The Academy is a bit of a toughie if you’re not an up and coming indie band and I have to say that of all the venues in Oxford, it’s not the one I expected to see Eliza Carthy performing in. A testament to her then that the place was pretty much packed out.
Proving that even the most consummate of professionals slip up sometimes it quickly emerged that she’d forgotten her accordion. Laughing it off and ducking backstage usually wouldn’t be any kind of problem, however coupled with the stifling heat it left her battling a restless crowd who took at least until the second half of opener Little Big Man to re-focus their attentions. Nevertheless, her deep and rasping voice had pulled in even the most wayward of stragglers before the start of second track Hansel (Breadcrumbs), a spin on the old fable of Hansel which she confesses beforehand actually never mentions Hansel once, and the first of many tracks to be played from her latest release Neptune.

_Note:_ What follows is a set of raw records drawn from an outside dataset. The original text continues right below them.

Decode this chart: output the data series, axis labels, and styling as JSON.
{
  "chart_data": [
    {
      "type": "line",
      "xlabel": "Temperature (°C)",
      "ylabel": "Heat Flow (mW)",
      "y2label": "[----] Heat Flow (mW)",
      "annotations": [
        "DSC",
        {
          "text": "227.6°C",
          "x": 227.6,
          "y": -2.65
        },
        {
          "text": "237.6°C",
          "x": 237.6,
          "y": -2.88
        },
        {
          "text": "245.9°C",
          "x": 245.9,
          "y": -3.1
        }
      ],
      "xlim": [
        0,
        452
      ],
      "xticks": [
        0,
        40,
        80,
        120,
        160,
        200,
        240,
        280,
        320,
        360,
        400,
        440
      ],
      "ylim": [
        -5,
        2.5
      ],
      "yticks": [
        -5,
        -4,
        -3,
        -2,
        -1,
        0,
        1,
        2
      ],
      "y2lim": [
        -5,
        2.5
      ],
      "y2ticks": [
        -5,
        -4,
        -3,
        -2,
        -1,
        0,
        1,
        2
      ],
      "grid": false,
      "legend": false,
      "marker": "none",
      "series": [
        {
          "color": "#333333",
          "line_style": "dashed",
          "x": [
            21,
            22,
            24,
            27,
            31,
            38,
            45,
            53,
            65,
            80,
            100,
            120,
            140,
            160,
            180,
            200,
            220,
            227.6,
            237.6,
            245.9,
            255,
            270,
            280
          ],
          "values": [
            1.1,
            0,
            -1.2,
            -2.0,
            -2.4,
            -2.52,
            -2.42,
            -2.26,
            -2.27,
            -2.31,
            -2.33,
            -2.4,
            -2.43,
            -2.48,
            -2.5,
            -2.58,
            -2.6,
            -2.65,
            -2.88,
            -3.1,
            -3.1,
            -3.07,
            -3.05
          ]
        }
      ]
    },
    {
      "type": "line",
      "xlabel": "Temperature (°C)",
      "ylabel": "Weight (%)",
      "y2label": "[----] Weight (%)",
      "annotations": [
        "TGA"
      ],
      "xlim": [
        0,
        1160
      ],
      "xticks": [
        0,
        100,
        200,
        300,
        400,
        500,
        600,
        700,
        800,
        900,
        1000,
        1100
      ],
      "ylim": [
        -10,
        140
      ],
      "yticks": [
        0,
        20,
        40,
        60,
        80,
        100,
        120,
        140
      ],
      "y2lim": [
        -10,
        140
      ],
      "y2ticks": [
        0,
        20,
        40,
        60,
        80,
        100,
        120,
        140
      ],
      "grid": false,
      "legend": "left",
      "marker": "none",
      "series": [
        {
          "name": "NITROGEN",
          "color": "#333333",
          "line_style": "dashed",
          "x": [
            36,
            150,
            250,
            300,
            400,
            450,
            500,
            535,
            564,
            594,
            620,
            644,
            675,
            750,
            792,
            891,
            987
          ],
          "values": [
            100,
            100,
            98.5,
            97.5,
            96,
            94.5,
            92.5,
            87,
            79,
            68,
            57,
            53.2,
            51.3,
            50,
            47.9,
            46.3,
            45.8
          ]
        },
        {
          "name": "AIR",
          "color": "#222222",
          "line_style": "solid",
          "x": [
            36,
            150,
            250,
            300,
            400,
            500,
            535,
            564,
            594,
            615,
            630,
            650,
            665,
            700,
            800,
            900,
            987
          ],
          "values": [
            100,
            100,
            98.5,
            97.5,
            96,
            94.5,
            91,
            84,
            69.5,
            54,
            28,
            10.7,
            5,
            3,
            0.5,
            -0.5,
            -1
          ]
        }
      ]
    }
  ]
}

Album opener Blood On My Boots is similarly an undoubted highlight of the recording, but it stands out further once you’ve heard firsthand the real life experience it came out of, with Carthy explaining a trip to the premiere of Jerry Springer The Opera in London and the retrospectively humorous set of circumstances she found herself in that night. It occurs to me then that this is part of Carthy’s charm, a natural ability to talk and connect with her audience and a genuine down-to-earth-ness. Her success and longevity also owe a lot to the abundance of sounds she can turn a fiddle and accordion to, albeit with a band behind her. Her fiddle prowess is demonstrated no better than during Mr Magnifico, which gets the biggest audience rise of the night.
Whilst for me War was a standout track, it was Monkey which seemed to get the biggest reaction from the rest of the audience of any track from the latest release. That is of course until Britain Is A Carpark, a song which includes ‘chavvy potatoes’ in Spanish, a phrase which she admits ‘I invented, but it’s my song, so ner’. Kudos. Once again it seems that Carthy continues to break the mould, never allowing herself to be shoehorned into the ‘traditional folk’ category.